The B content is 0.4 to 2.0 mass%, the casting speed is 0.2 to 1.2 m / min, and the support roll interval is 50.
The solid phase ratio in the central portion of the thickness of the slab at the final position of the secondary cooling zone was 400 mm to 400 mm, and the solid fraction of the slab was varied from 0.1 to 0.8, and the defect occurrence state of the slab was investigated.

The results are summarized in Table 3.

[0038]

[Table 3]

As shown in Table 3, the casting speed was 0.2 m / mi.
At n and 1.2 m / min, in both cases of B content, breakout or surface cracks occurred on the surface of the slab in the continuous casting mold, making continuous casting impossible. Alternatively, a slab with good surface properties could not be obtained.

When the support roll interval is 400 mm,
Internal cracks were generated in the vicinity of the center of the thickness of the slab regardless of the B content. Alternatively, bulging occurred on the slab between the support rolls.

When the solid fraction in the central portion of the thickness of the slab at the final position of the secondary cooling zone was 0.3, internal cracking due to porosity occurred in the central portion of the slab.

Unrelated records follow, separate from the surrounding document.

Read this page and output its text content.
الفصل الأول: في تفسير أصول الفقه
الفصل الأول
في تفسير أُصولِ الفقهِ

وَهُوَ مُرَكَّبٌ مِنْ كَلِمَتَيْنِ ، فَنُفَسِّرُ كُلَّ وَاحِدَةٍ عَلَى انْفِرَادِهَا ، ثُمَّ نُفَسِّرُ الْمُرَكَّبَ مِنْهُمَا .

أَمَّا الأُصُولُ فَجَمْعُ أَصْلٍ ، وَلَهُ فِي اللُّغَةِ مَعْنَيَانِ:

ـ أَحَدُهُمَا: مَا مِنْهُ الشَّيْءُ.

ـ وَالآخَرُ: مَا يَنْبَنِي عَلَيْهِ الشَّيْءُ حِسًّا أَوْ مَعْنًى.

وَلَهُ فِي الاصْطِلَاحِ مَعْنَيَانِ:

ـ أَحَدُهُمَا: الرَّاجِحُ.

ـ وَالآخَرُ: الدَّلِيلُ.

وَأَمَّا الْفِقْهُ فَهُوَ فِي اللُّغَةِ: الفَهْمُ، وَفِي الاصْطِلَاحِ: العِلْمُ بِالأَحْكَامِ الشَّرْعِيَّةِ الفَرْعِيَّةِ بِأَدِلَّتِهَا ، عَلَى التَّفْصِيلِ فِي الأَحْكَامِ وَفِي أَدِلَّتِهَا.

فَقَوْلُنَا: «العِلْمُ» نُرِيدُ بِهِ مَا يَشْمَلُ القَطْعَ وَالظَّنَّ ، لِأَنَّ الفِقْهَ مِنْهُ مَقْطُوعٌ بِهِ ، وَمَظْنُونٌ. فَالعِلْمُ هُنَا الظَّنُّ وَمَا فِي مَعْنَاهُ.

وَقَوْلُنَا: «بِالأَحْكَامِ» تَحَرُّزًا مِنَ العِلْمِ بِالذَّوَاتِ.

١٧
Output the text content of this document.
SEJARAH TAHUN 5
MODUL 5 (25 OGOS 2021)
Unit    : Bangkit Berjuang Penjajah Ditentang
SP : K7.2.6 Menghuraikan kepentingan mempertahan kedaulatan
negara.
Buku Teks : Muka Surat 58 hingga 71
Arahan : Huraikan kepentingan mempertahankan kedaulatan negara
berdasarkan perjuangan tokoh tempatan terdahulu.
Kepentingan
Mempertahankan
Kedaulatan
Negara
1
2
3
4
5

From the above results, as the casting conditions, the casting speed is 0.4 to 0.8 m / min and the support roll interval is 300.
mm or less, and if the solid fraction of the central portion of the slab passing through the final position of the secondary cooling zone is 0.2 or less, 0.4 to 2.0
It is apparent that it becomes possible to manufacture continuously cast slabs of SUS304 stainless steel containing mass% B.

[0043]

According to the method of the present invention, 0.4 without surface and internal defects without causing breakout.
It is possible to manufacture continuously cast slabs of SUS304 stainless steel containing 2.0 mass% B.

[Brief description of drawings]

FIG. 1 B-containing SUS304 stainless steel and SUS
It is a figure which shows the relationship between the tensile strength of 304L stainless steel, and temperature.

─────────────────────────────────────────────────── ─── Continuation of front page (51) Int.Cl. ⁶ Identification code Internal reference number FI Technical display location G21F 1/12 G21F 1/12 (72) Inventor Fumio Kawato 4-5 Kitahama, Chuo-ku, Osaka-shi, Osaka No. 33 Sumitomo Metal Industries, Ltd.

Claims (1)

[Claims] 1. A continuous casting method of 0.4 to 2.0 mass% B-containing SUS304 stainless steel slab for use in a cell of a spent fuel rack of a nuclear power plant, wherein a casting speed is 0.
4 to 0.8 m / min, the distance between the support rolls in the casting direction is 300 mm or less, and the solid fraction in the thickness center of the slab at the final position of the secondary cooling zone is 0.2 or less. Continuous casting method.